Know decentralisation from A to Z, fully accept it: President

The amendments were passed by Parliament on Wednesday but await presidential approval.

14 August 2025

President Mohamed Muizzu has defended the recent amendments to the Decentralisation Act, stating that the changes aim to protect small businesses, ensure transparency, and strengthen governance.

Speaking to residents of B. Dharavandhoo on Wednesday, the President rejected claims that the amendments limit the powers of local councils or undermine the decentralisation system. He said his experience as former Mayor of Malé had given him practical knowledge of how the system operates.

“The councils should function in a way that benefits and empowers the people,” he said.
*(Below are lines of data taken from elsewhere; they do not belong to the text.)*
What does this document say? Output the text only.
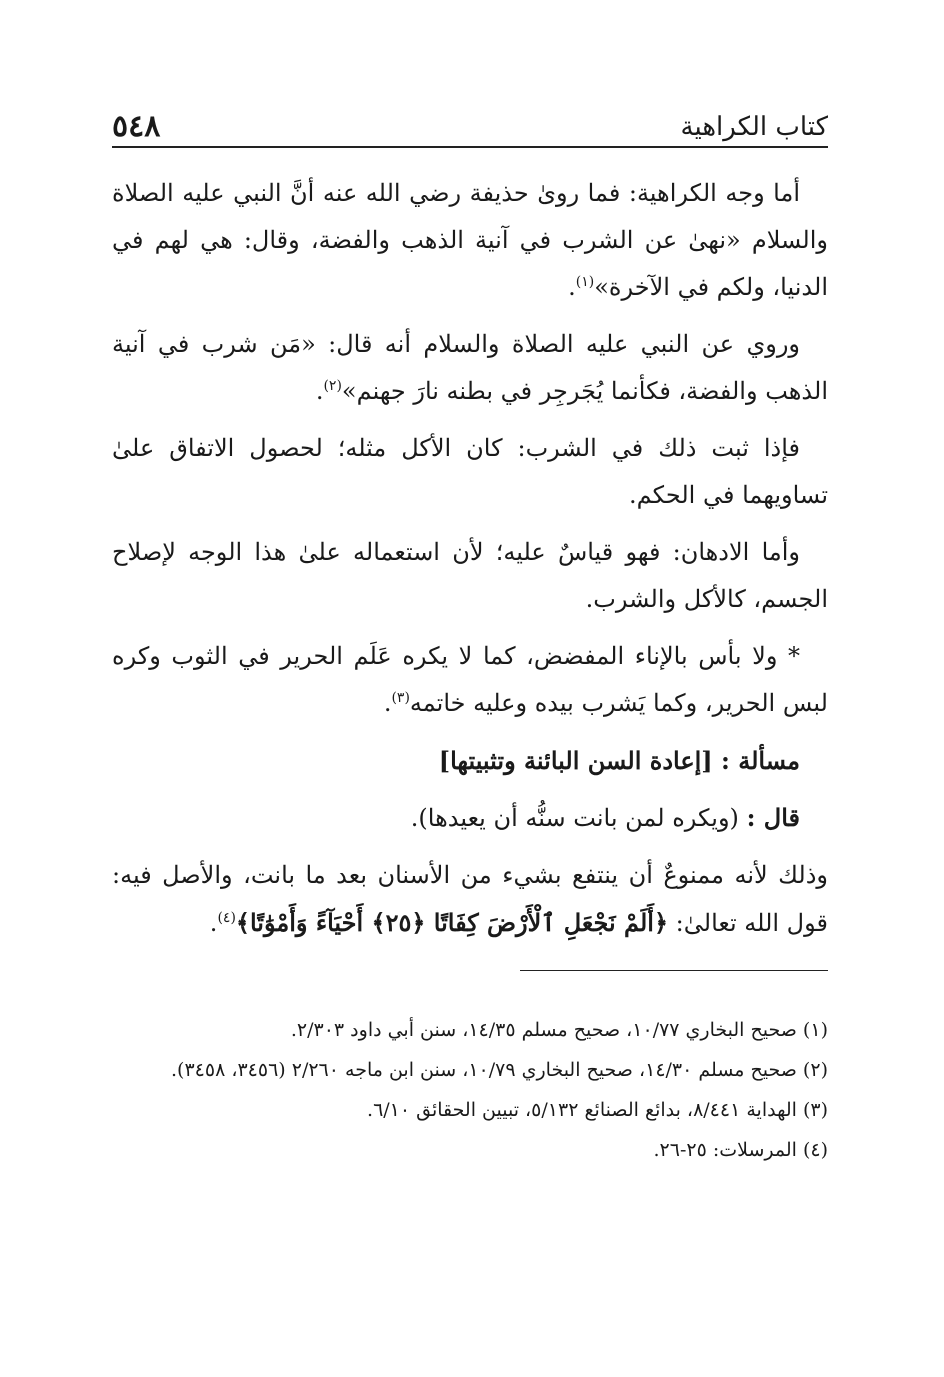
كتاب الكراهية
٥٤٨

أما وجه الكراهية: فما روىٰ حذيفة رضي الله عنه أنَّ النبي عليه الصلاة والسلام «نهىٰ عن الشرب في آنية الذهب والفضة، وقال: هي لهم في الدنيا، ولكم في الآخرة»$^{(١)}$.

وروي عن النبي عليه الصلاة والسلام أنه قال: «مَن شرب في آنية الذهب والفضة، فكأنما يُجَرجِر في بطنه نارَ جهنم»$^{(٢)}$.

فإذا ثبت ذلك في الشرب: كان الأكل مثله؛ لحصول الاتفاق علىٰ تساويهما في الحكم.

وأما الادهان: فهو قياسٌ عليه؛ لأن استعماله علىٰ هذا الوجه لإصلاح الجسم، كالأكل والشرب.

* ولا بأس بالإناء المفضض، كما لا يكره عَلَم الحرير في الثوب وكره لبس الحرير، وكما يَشرب بيده وعليه خاتمه$^{(٣)}$.

مسألة : [إعادة السن البائنة وتثبيتها]

قال : (ويكره لمن بانت سنُّه أن يعيدها).

وذلك لأنه ممنوعٌ أن ينتفع بشيء من الأسنان بعد ما بانت، والأصل فيه: قول الله تعالىٰ: ﴿أَلَمْ نَجْعَلِ ٱلْأَرْضَ كِفَاتًا ﴿٢٥﴾ أَحْيَآءً وَأَمْوَٰتًا﴾$^{(٤)}$.

(١) صحيح البخاري ١٠/٧٧، صحيح مسلم ١٤/٣٥، سنن أبي داود ٢/٣٠٣.

(٢) صحيح مسلم ١٤/٣٠، صحيح البخاري ١٠/٧٩، سنن ابن ماجه ٢/٢٦٠ (٣٤٥٦، ٣٤٥٨).

(٣) الهداية ٨/٤٤١، بدائع الصنائع ٥/١٣٢، تبيين الحقائق ٦/١٠.

(٤) المرسلات: ٢٥-٢٦.
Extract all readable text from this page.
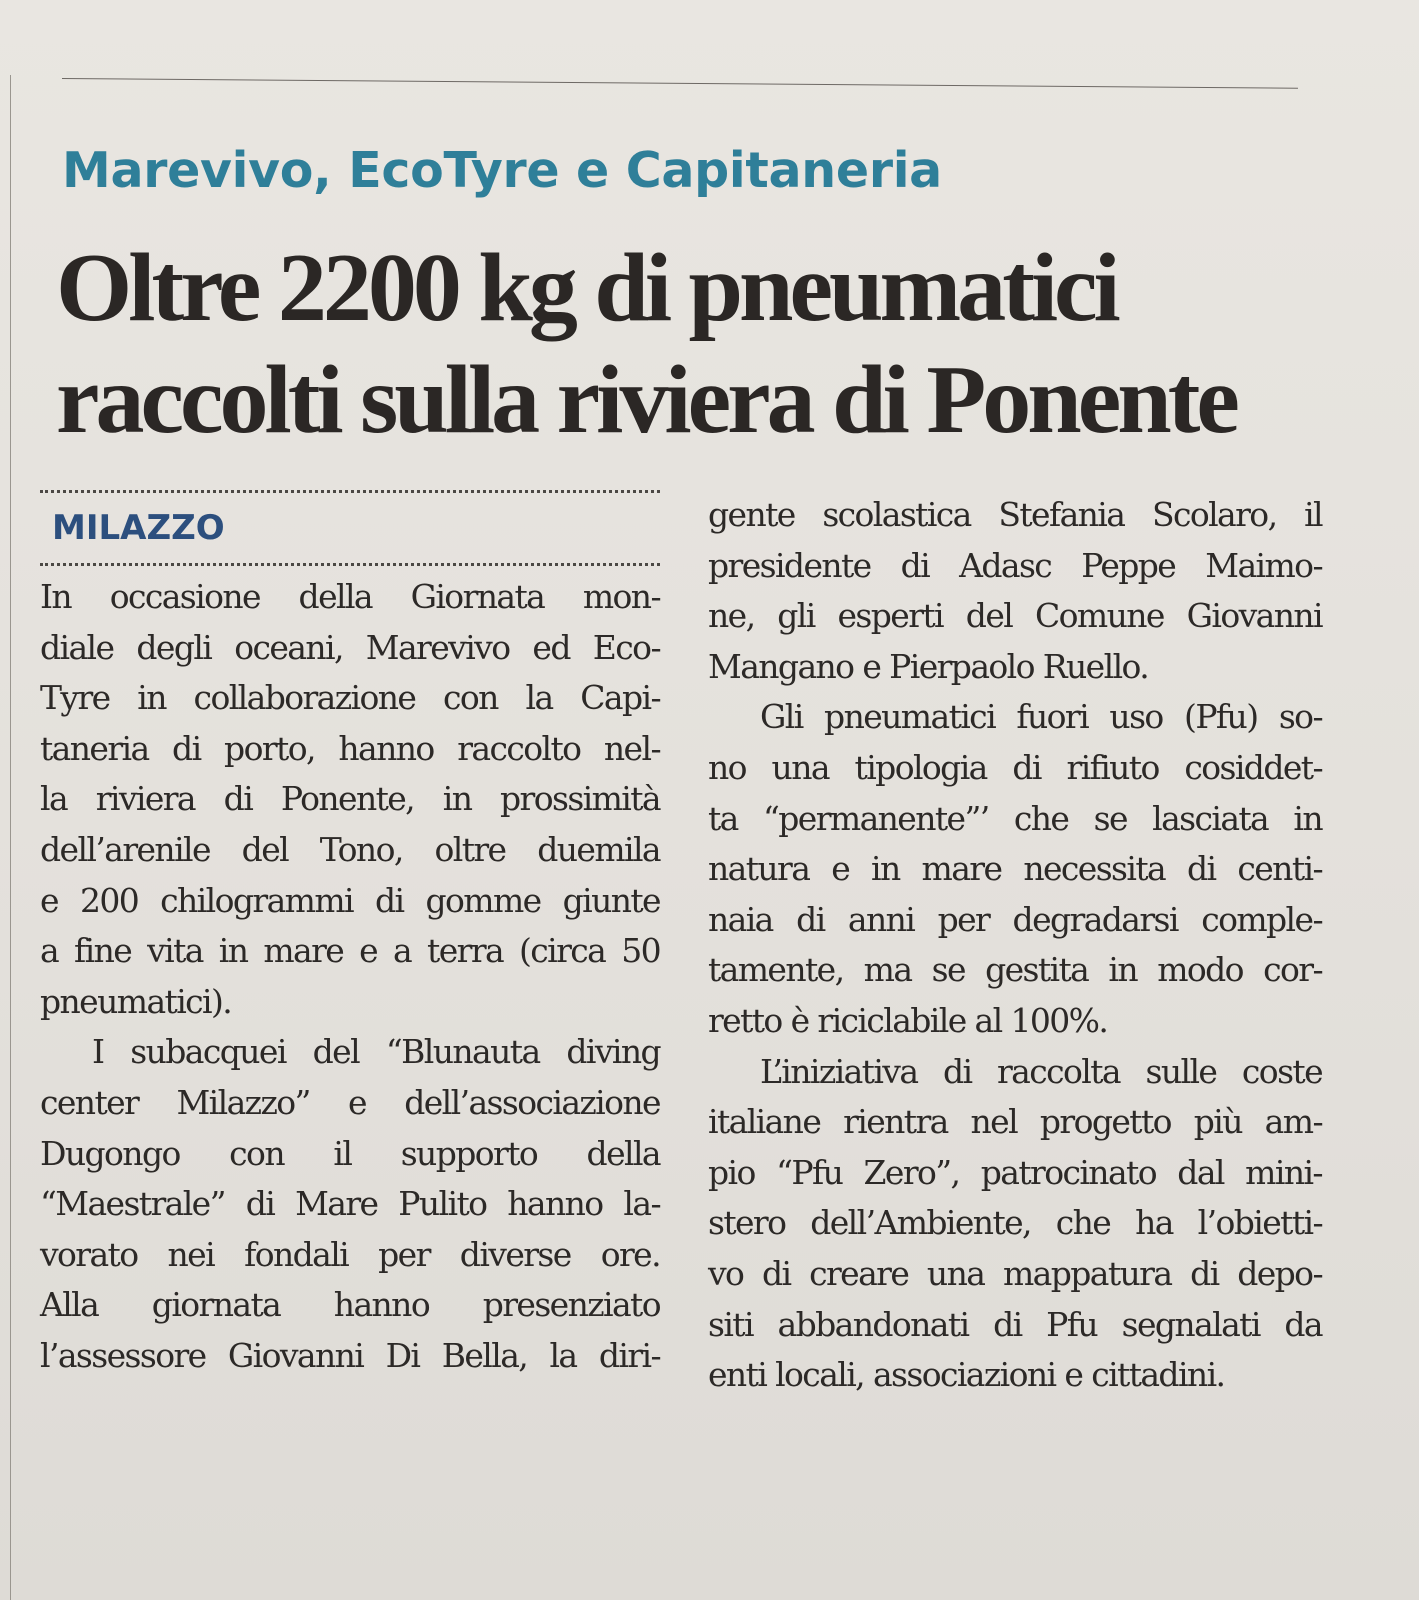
Marevivo, EcoTyre e Capitaneria
Oltre 2200 kg di pneumatici
raccolti sulla riviera di Ponente
MILAZZO
In occasione della Giornata mon-
diale degli oceani, Marevivo ed Eco-
Tyre in collaborazione con la Capi-
taneria di porto, hanno raccolto nel-
la riviera di Ponente, in prossimità
dell’arenile del Tono, oltre duemila
e 200 chilogrammi di gomme giunte
a fine vita in mare e a terra (circa 50
pneumatici).
I subacquei del “Blunauta diving
center Milazzo” e dell’associazione
Dugongo con il supporto della
“Maestrale” di Mare Pulito hanno la-
vorato nei fondali per diverse ore.
Alla giornata hanno presenziato
l’assessore Giovanni Di Bella, la diri-
gente scolastica Stefania Scolaro, il
presidente di Adasc Peppe Maimo-
ne, gli esperti del Comune Giovanni
Mangano e Pierpaolo Ruello.
Gli pneumatici fuori uso (Pfu) so-
no una tipologia di rifiuto cosiddet-
ta “permanente”’ che se lasciata in
natura e in mare necessita di centi-
naia di anni per degradarsi comple-
tamente, ma se gestita in modo cor-
retto è riciclabile al 100%.
L’iniziativa di raccolta sulle coste
italiane rientra nel progetto più am-
pio “Pfu Zero”, patrocinato dal mini-
stero dell’Ambiente, che ha l’obietti-
vo di creare una mappatura di depo-
siti abbandonati di Pfu segnalati da
enti locali, associazioni e cittadini.
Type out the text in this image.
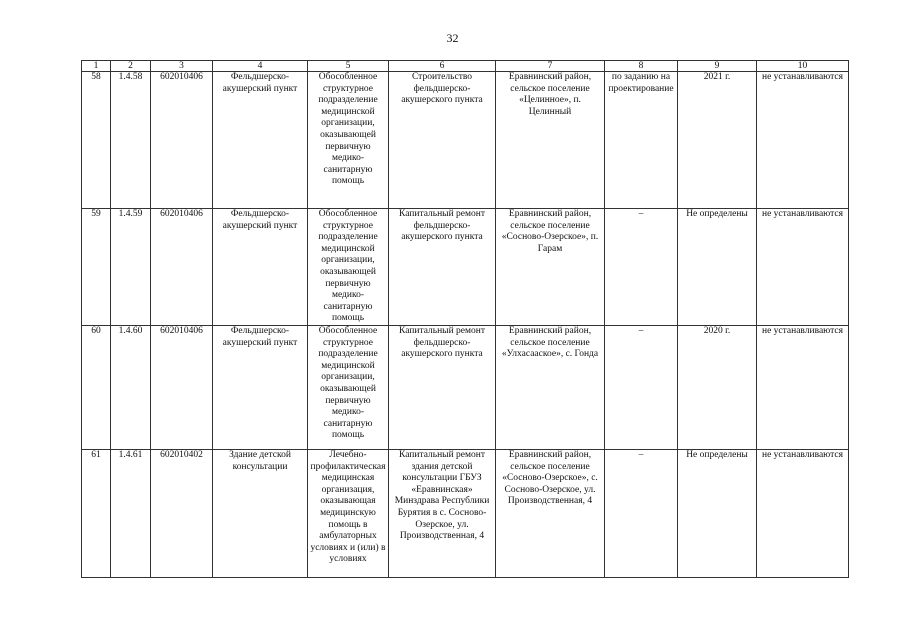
32
1	2	3	4	5	6	7	8	9	10
58	1.4.58	602010406	Фельдшерско-акушерский пункт	Обособленное структурное подразделение медицинской организации, оказывающей первичную медико-санитарную помощь	Строительство фельдшерско-акушерского пункта	Еравнинский район, сельское поселение «Целинное», п. Целинный	по заданию на проектирование	2021 г.	не устанавливаются
59	1.4.59	602010406	Фельдшерско-акушерский пункт	Обособленное структурное подразделение медицинской организации, оказывающей первичную медико-санитарную помощь	Капитальный ремонт фельдшерско-акушерского пункта	Еравнинский район, сельское поселение «Сосново-Озерское», п. Гарам	–	Не определены	не устанавливаются
60	1.4.60	602010406	Фельдшерско-акушерский пункт	Обособленное структурное подразделение медицинской организации, оказывающей первичную медико-санитарную помощь	Капитальный ремонт фельдшерско-акушерского пункта	Еравнинский район, сельское поселение «Улхасааское», с. Гонда	–	2020 г.	не устанавливаются
61	1.4.61	602010402	Здание детской консультации	Лечебно-профилактическая медицинская организация, оказывающая медицинскую помощь в амбулаторных условиях и (или) в условиях	Капитальный ремонт здания детской консультации ГБУЗ «Еравнинская» Минздрава Республики Бурятия в с. Сосново-Озерское, ул. Производственная, 4	Еравнинский район, сельское поселение «Сосново-Озерское», с. Сосново-Озерское, ул. Производственная, 4	–	Не определены	не устанавливаются
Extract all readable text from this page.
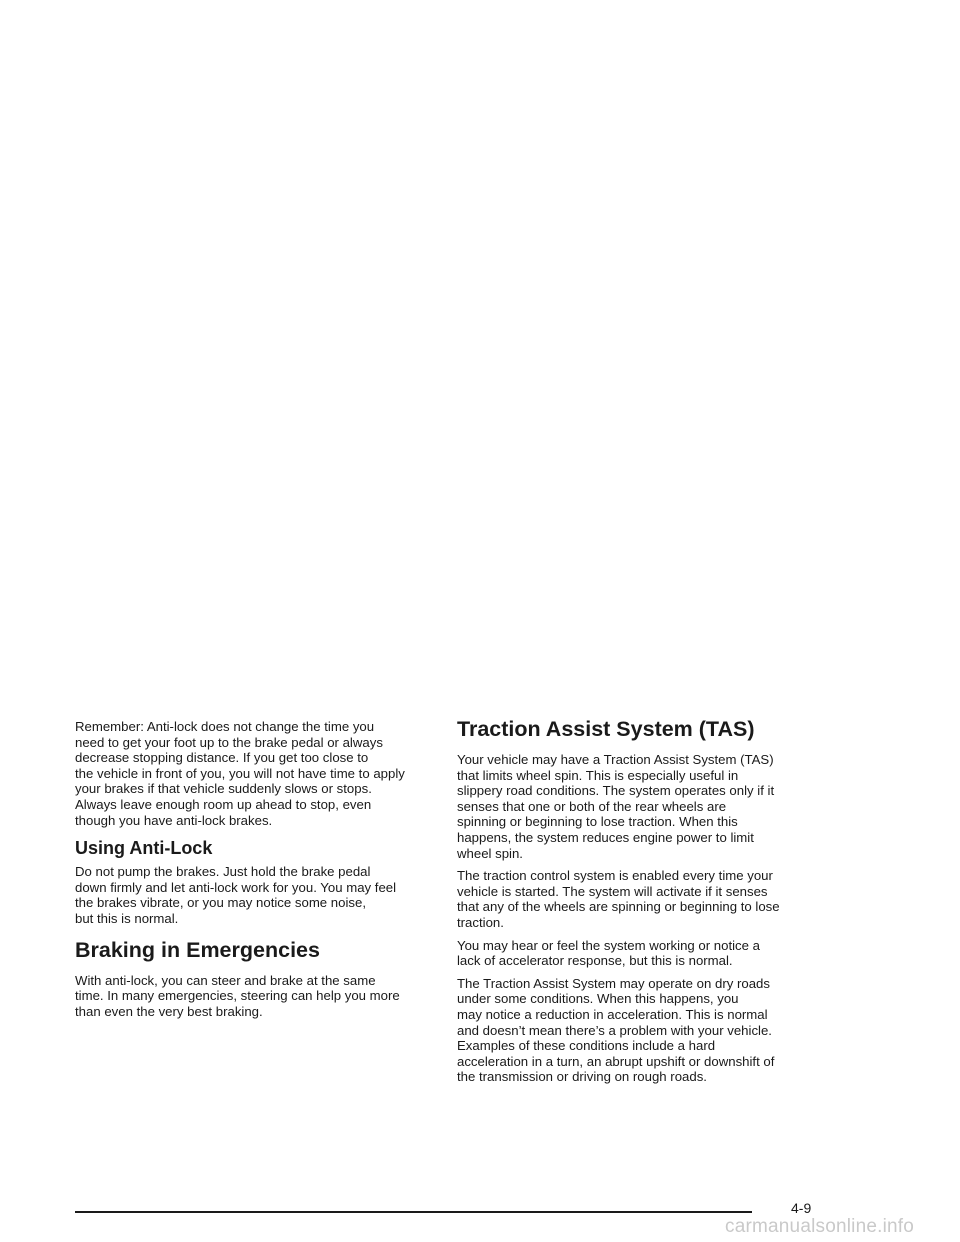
Remember: Anti-lock does not change the time you
need to get your foot up to the brake pedal or always
decrease stopping distance. If you get too close to
the vehicle in front of you, you will not have time to apply
your brakes if that vehicle suddenly slows or stops.
Always leave enough room up ahead to stop, even
though you have anti-lock brakes.

Using Anti-Lock

Do not pump the brakes. Just hold the brake pedal
down firmly and let anti-lock work for you. You may feel
the brakes vibrate, or you may notice some noise,
but this is normal.

Braking in Emergencies

With anti-lock, you can steer and brake at the same
time. In many emergencies, steering can help you more
than even the very best braking.

Traction Assist System (TAS)

Your vehicle may have a Traction Assist System (TAS)
that limits wheel spin. This is especially useful in
slippery road conditions. The system operates only if it
senses that one or both of the rear wheels are
spinning or beginning to lose traction. When this
happens, the system reduces engine power to limit
wheel spin.

The traction control system is enabled every time your
vehicle is started. The system will activate if it senses
that any of the wheels are spinning or beginning to lose
traction.

You may hear or feel the system working or notice a
lack of accelerator response, but this is normal.

The Traction Assist System may operate on dry roads
under some conditions. When this happens, you
may notice a reduction in acceleration. This is normal
and doesn’t mean there’s a problem with your vehicle.
Examples of these conditions include a hard
acceleration in a turn, an abrupt upshift or downshift of
the transmission or driving on rough roads.

4-9
carmanualsonline.info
According to the President, one of the amendments addresses the establishment of Local Authority Companies by some councils to run businesses also operated by private individuals in their communities. The changes will prohibit councils from engaging in small-scale businesses run by residents. Businesses with investments exceeding MVR 10 million will be allowed, provided profits are used for community projects.

The amendments also introduce measures to reduce the cost of basic services by preventing public utilities from charging rent for land or buildings allocated for service provision. Councils will be required to pay taxes on their business operations and submit financial information to the Local Government Authority (LGA) for oversight.

The bill restricts certain council activities in the final year of their term, unless approved by the government. These include hiring permanent or contract employees, leasing or granting land under council jurisdiction, and starting new development projects not included in existing plans.

The scope of council-run businesses will be limited to projects not competing with private enterprises, essential for structural development, and involving investments above MVR 10 million. Businesses that do not meet these conditions must cease operations within three months.

Additional provisions require council bank accounts to be maintained according to Ministry of Finance rules, with account statements provided on request. Funds transferred from the State will be net of taxes and utility arrears, with outstanding amounts of more than six months to be deducted.

The amendments were passed by Parliament on Wednesday but await presidential approval.